Here's What A 'Progressive' Religious Attitude Means


From Truthout.org, the following is instructive:

On the first Monday of every month, the Reverend Robert H. Malm stands before his congregation at a special requiem service and reads the name and rank of every US serviceman or woman who was killed in Iraq or Afghanistan the previous month. The first thing he notices is that most of the casualties are enlisted men. The officers and the women, those names jump out ... The majority are younger than 24...

But the constant stream of names coming before Malm has had him meditating on the war's costs. What does he think about as he reads the latest list of each month's fatalities? "The profound failure of war," he said. "What has it ever ultimately achieved?"

He thinks that the easy rhetoric of evil and of black-and-white conflict does not square with the complicated modern world. And he wonders: Where are the pacifist voices of those who take to heart the commandment "Thou shalt not kill"? He wonders what would happen if people became less interested in simply defending war and were more open to mercy, understanding and forgiveness.

As Wiggers readied the list of 105 names of those killed in October for the Monday requiem, Malm sighed. "It's just so sad."

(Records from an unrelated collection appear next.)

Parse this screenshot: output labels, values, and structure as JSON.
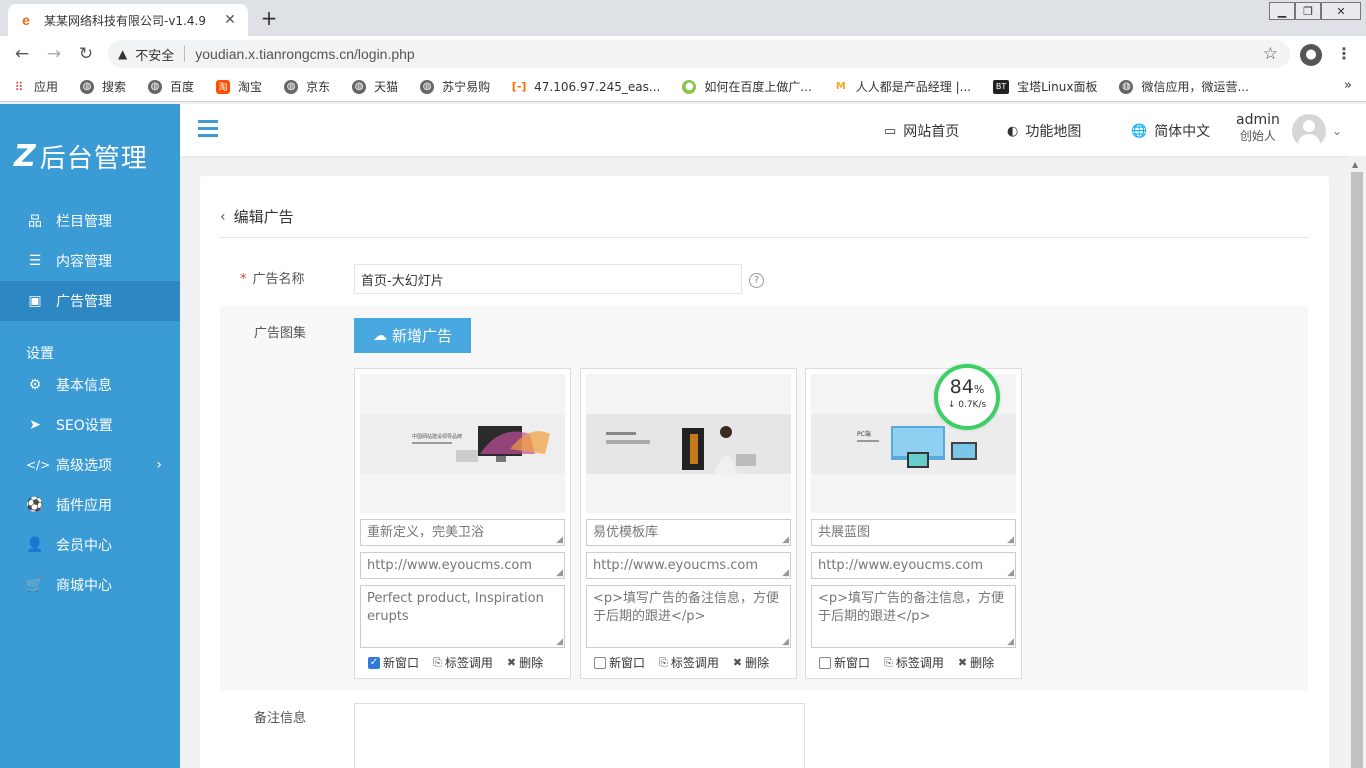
{
  "browser": {
    "tab_title": "某某网络科技有限公司-v1.4.9",
    "tab_favicon": "e",
    "insecure_label": "不安全",
    "url": "youdian.x.tianrongcms.cn/login.php"
  },
  "bookmarks": [
    {
      "label": "应用",
      "icon": "apps-grid-icon"
    },
    {
      "label": "搜索",
      "icon": "globe-icon"
    },
    {
      "label": "百度",
      "icon": "globe-icon"
    },
    {
      "label": "淘宝",
      "icon": "taobao-icon"
    },
    {
      "label": "京东",
      "icon": "globe-icon"
    },
    {
      "label": "天猫",
      "icon": "globe-icon"
    },
    {
      "label": "苏宁易购",
      "icon": "globe-icon"
    },
    {
      "label": "47.106.97.245_eas...",
      "icon": "bracket-icon"
    },
    {
      "label": "如何在百度上做广...",
      "icon": "leaf-icon"
    },
    {
      "label": "人人都是产品经理 |...",
      "icon": "mountain-icon"
    },
    {
      "label": "宝塔Linux面板",
      "icon": "bt-icon"
    },
    {
      "label": "微信应用，微运营...",
      "icon": "globe-icon"
    }
  ],
  "sidebar": {
    "logo_mark": "Z",
    "logo_text": "后台管理",
    "items": [
      {
        "label": "栏目管理",
        "icon": "sitemap-icon"
      },
      {
        "label": "内容管理",
        "icon": "list-icon"
      },
      {
        "label": "广告管理",
        "icon": "image-icon",
        "active": true
      }
    ],
    "section_label": "设置",
    "settings_items": [
      {
        "label": "基本信息",
        "icon": "gear-icon"
      },
      {
        "label": "SEO设置",
        "icon": "paper-plane-icon"
      },
      {
        "label": "高级选项",
        "icon": "code-icon",
        "has_arrow": true
      },
      {
        "label": "插件应用",
        "icon": "soccer-ball-icon"
      },
      {
        "label": "会员中心",
        "icon": "user-icon"
      },
      {
        "label": "商城中心",
        "icon": "cart-icon"
      }
    ]
  },
  "header": {
    "nav": [
      {
        "label": "网站首页",
        "icon": "monitor-icon"
      },
      {
        "label": "功能地图",
        "icon": "toggle-icon"
      },
      {
        "label": "简体中文",
        "icon": "globe-icon"
      }
    ],
    "user_name": "admin",
    "user_role": "创始人"
  },
  "page": {
    "title": "编辑广告",
    "ad_name_label": "广告名称",
    "ad_name_value": "首页-大幻灯片",
    "gallery_label": "广告图集",
    "add_button": "新增广告",
    "notes_label": "备注信息",
    "cards": [
      {
        "title": "重新定义，完美卫浴",
        "link": "http://www.eyoucms.com",
        "note": "Perfect product, Inspiration erupts",
        "new_window": true
      },
      {
        "title": "易优模板库",
        "link": "http://www.eyoucms.com",
        "note": "<p>填写广告的备注信息，方便于后期的跟进</p>",
        "new_window": false
      },
      {
        "title": "共展蓝图",
        "link": "http://www.eyoucms.com",
        "note": "<p>填写广告的备注信息，方便于后期的跟进</p>",
        "new_window": false
      }
    ],
    "card_actions": {
      "new_window": "新窗口",
      "tag_call": "标签调用",
      "delete": "删除"
    }
  },
  "speed_widget": {
    "percent": "84",
    "unit": "%",
    "rate": "0.7K/s"
  },
  "colors": {
    "sidebar": "#3a9bd5",
    "sidebar_active": "#2c87c2",
    "button": "#4aa8e0",
    "speed_ring": "#3ccf64"
  }
}
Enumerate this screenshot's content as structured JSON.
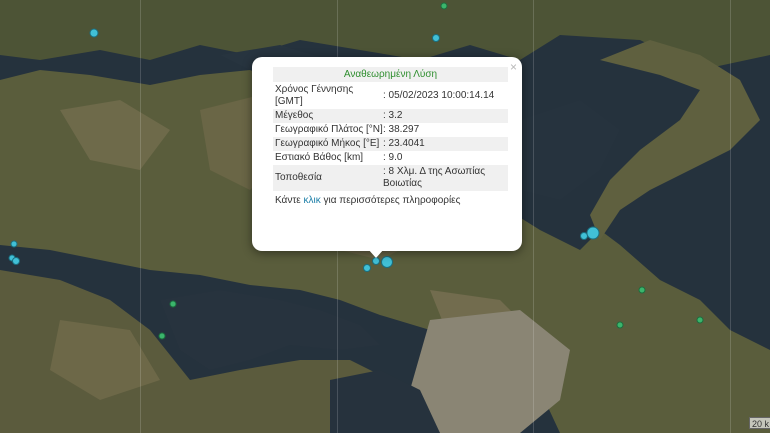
{
  "popup": {
    "title": "Αναθεωρημένη Λύση",
    "close_glyph": "×",
    "rows": [
      {
        "label": "Χρόνος Γέννησης [GMT]",
        "value": ": 05/02/2023 10:00:14.14"
      },
      {
        "label": "Μέγεθος",
        "value": ": 3.2"
      },
      {
        "label": "Γεωγραφικό Πλάτος [°N]",
        "value": ": 38.297"
      },
      {
        "label": "Γεωγραφικό Μήκος [°E]",
        "value": ": 23.4041"
      },
      {
        "label": "Εστιακό Βάθος [km]",
        "value": ": 9.0"
      },
      {
        "label": "Τοποθεσία",
        "value": ": 8 Χλμ. Δ της Ασωπίας Βοιωτίας"
      }
    ],
    "footer_pre": "Κάντε ",
    "footer_link": "κλικ",
    "footer_post": " για περισσότερες πληροφορίες"
  },
  "scale": {
    "label": "20 k"
  },
  "colors": {
    "recent_marker": "#41c0d6",
    "older_marker": "#3bb56c",
    "title_text": "#2f8e2f",
    "link": "#1d7fa8"
  }
}
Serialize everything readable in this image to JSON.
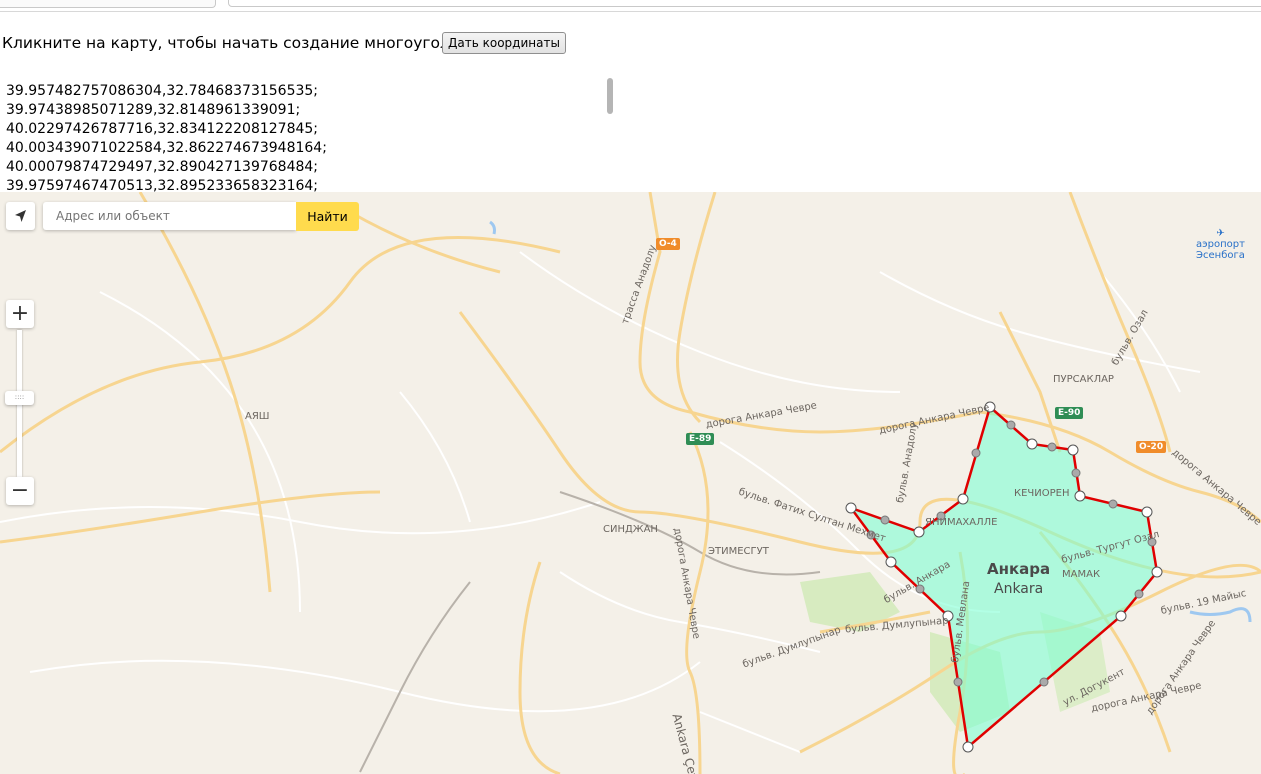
{
  "instruction": "Кликните на карту, чтобы начать создание многоугольника",
  "coords_button": "Дать координаты",
  "coordinates": [
    "39.957482757086304,32.78468373156535;",
    "39.97438985071289,32.8148961339091;",
    "40.02297426787716,32.834122208127845;",
    "40.003439071022584,32.862274673948164;",
    "40.00079874729497,32.890427139768484;",
    "39.97597467470513,32.895233658323164;"
  ],
  "search": {
    "placeholder": "Адрес или объект",
    "button": "Найти"
  },
  "zoom": {
    "in": "+",
    "out": "−",
    "thumb": "::::"
  },
  "icons": {
    "geolocation": "navigation-arrow-icon",
    "airport": "airplane-icon"
  },
  "colors": {
    "polygon_fill": "#7fffd4",
    "polygon_stroke": "#e00000",
    "search_button": "#ffdb4d",
    "river": "#9ec8f0",
    "park": "#cfe8b4"
  },
  "map_labels": {
    "city_ru": "Анкара",
    "city_en": "Ankara",
    "airport": [
      "аэропорт",
      "Эсенбога"
    ],
    "districts": [
      "АЯШ",
      "СИНДЖАН",
      "ЭТИМЕСГУТ",
      "КЕЧИОРЕН",
      "ПУРСАКЛАР",
      "МАМАК",
      "ЯНИМАХАЛЛЕ"
    ],
    "roads": [
      "трасса Анадолу",
      "дорога Анкара Чевре",
      "дорога Анкара Чевре",
      "бульв. Фатих Султан Мехмет",
      "бульв. Анадолу",
      "бульв. Анкара",
      "бульв. Думлупынар",
      "бульв. Думлупынар",
      "бульв. Мевлана",
      "бульв. Тургут Озал",
      "бульв. 19 Майыс",
      "ул. Догукент",
      "дорога Анкара Чевре",
      "бульв. Озал",
      "дорога Анкара Чевре",
      "дорога Анкара Чевре",
      "дорога Анкара Чевре",
      "Ankara Çevre"
    ],
    "shields": [
      "O-4",
      "E-89",
      "E-90",
      "O-20"
    ]
  }
}
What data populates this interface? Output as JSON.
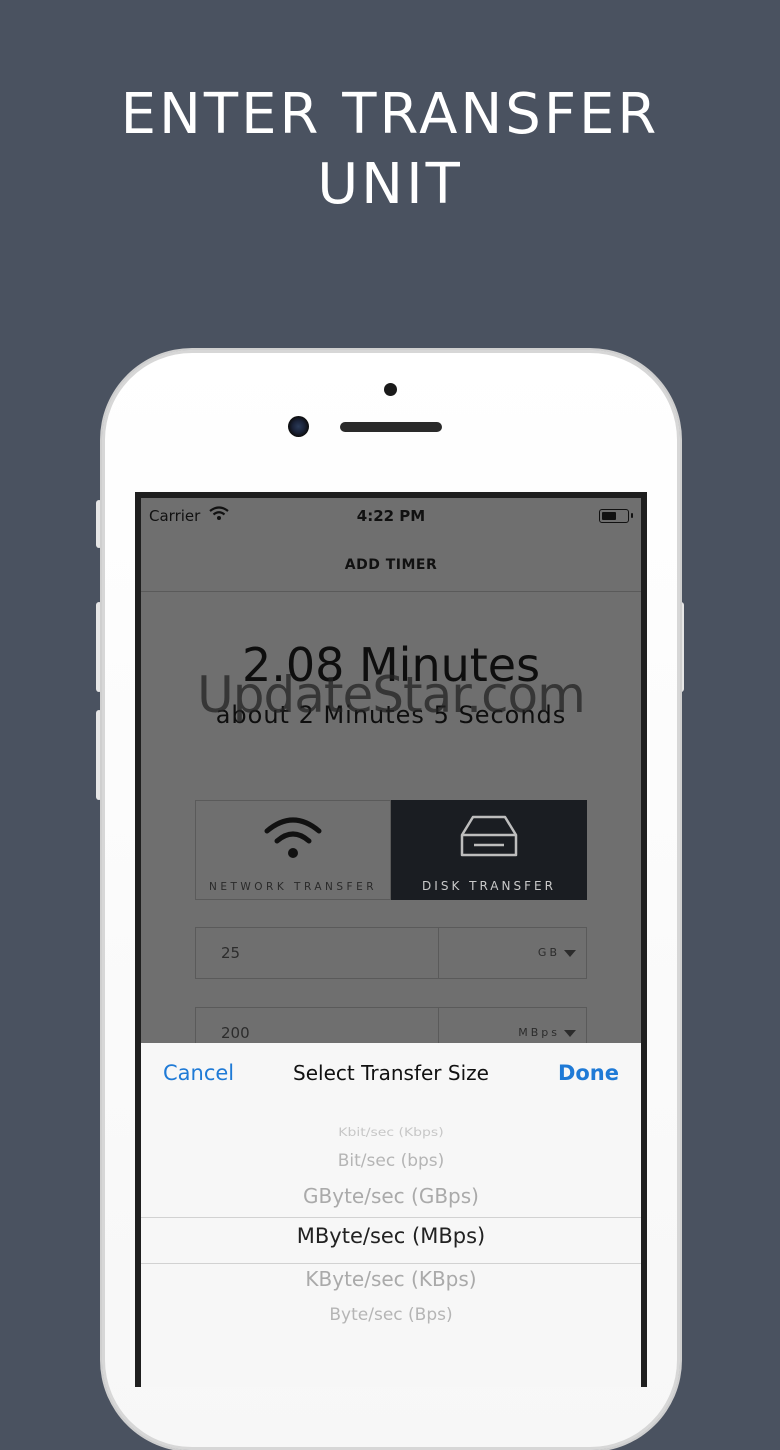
{
  "headline": {
    "line1": "ENTER TRANSFER",
    "line2": "UNIT"
  },
  "status_bar": {
    "carrier": "Carrier",
    "time": "4:22 PM"
  },
  "nav": {
    "title": "ADD TIMER"
  },
  "result": {
    "primary": "2.08 Minutes",
    "secondary": "about 2 Minutes 5 Seconds"
  },
  "watermark": "UpdateStar.com",
  "modes": [
    {
      "label": "NETWORK TRANSFER",
      "icon": "wifi-icon",
      "active": false
    },
    {
      "label": "DISK TRANSFER",
      "icon": "disk-icon",
      "active": true
    }
  ],
  "fields": {
    "size": {
      "value": "25",
      "unit": "GB"
    },
    "speed": {
      "value": "200",
      "unit": "MBps"
    }
  },
  "picker": {
    "cancel_label": "Cancel",
    "title": "Select Transfer Size",
    "done_label": "Done",
    "options": [
      "Kbit/sec (Kbps)",
      "Bit/sec (bps)",
      "GByte/sec (GBps)",
      "MByte/sec (MBps)",
      "KByte/sec (KBps)",
      "Byte/sec (Bps)"
    ],
    "selected": "MByte/sec (MBps)"
  },
  "colors": {
    "background": "#4a5260",
    "accent": "#1f7ad6",
    "active_segment": "#1a1d22"
  }
}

Overwhelmingly, also, they are from 'rural' America, the 'heartland,' where the USer jihadi madrassahs prosper, and where there's nothing else to do to get the fuck outta town...

2 comments:

GeorgeM said...

This is what really infuriates me about this war. It didn't have to happen. As a country, we toss away the lives of our military without blinking an eye.
Where are the voices of the major Christian sects? It is now more than obvious that the war is based upon lies. Shouldn't our religious leaders be publicly condemnning this administration?
There was a moment before this conflict began, when the political and religious leadership of this country could have stood up and said NO. There was another moment, following the unmasking of the war's rationale.
They failed both times.

Pelican Pete said...

I remember Jose. I worked with him about 20 years ago. We were both working for SW Distributing outta Santa Fe. I was working while in college, he was working to support three ex-wives and a couple of kids. He was a quiet, slender, complicated man from the the Alemeda. He spent two years in Vietnam. He had some impressive scars you could see and more you couldn't. When I asked him why he stayed in the Army he said that he had nothing to come back to; no job, no education, no skill other than killing people; he'd gotten used to it. He stayed and smoked a lot of dope, and watched his buddies die, and did a lot of heroin waiting for his turn to step on a mine, or get sniped or OD. He came back in 1971 human wreckage, like countless tens of thousands of others. He spent three years in prison for stabbing his wife, spent another couple of years in ABQ in the South Valley, and then moved back to SF. When I knew him he was 33 and mellow and regretful. His life had hit its cul de sac. He was not atypical for his war. He was the kind of person Kerry made his joke about. He wasn't from " the Heartland", he was from the colon, and he knew it, poor bastard. He went to Vietnam, like his dad went to Korea, like his grandfather went to
WWII, because it was a way to escape the world that our society had all laid out for him. Take a good look at some of the pictures coming back from Iraq. There's tagging all over the walls, Surrenos and Nortenos are in Iraq, Crips and Bloods and NLR's. Why? Getting shot at in Basra beats getting shot at in Bakersfield because at least you're getting paid, you got better guns, and you might just get a Buster or a Scrappa while you're about it. Bush and Co have created generations of terrorists in the Middle East, and they have perpetuated the misery of Life as Walking Dead at home.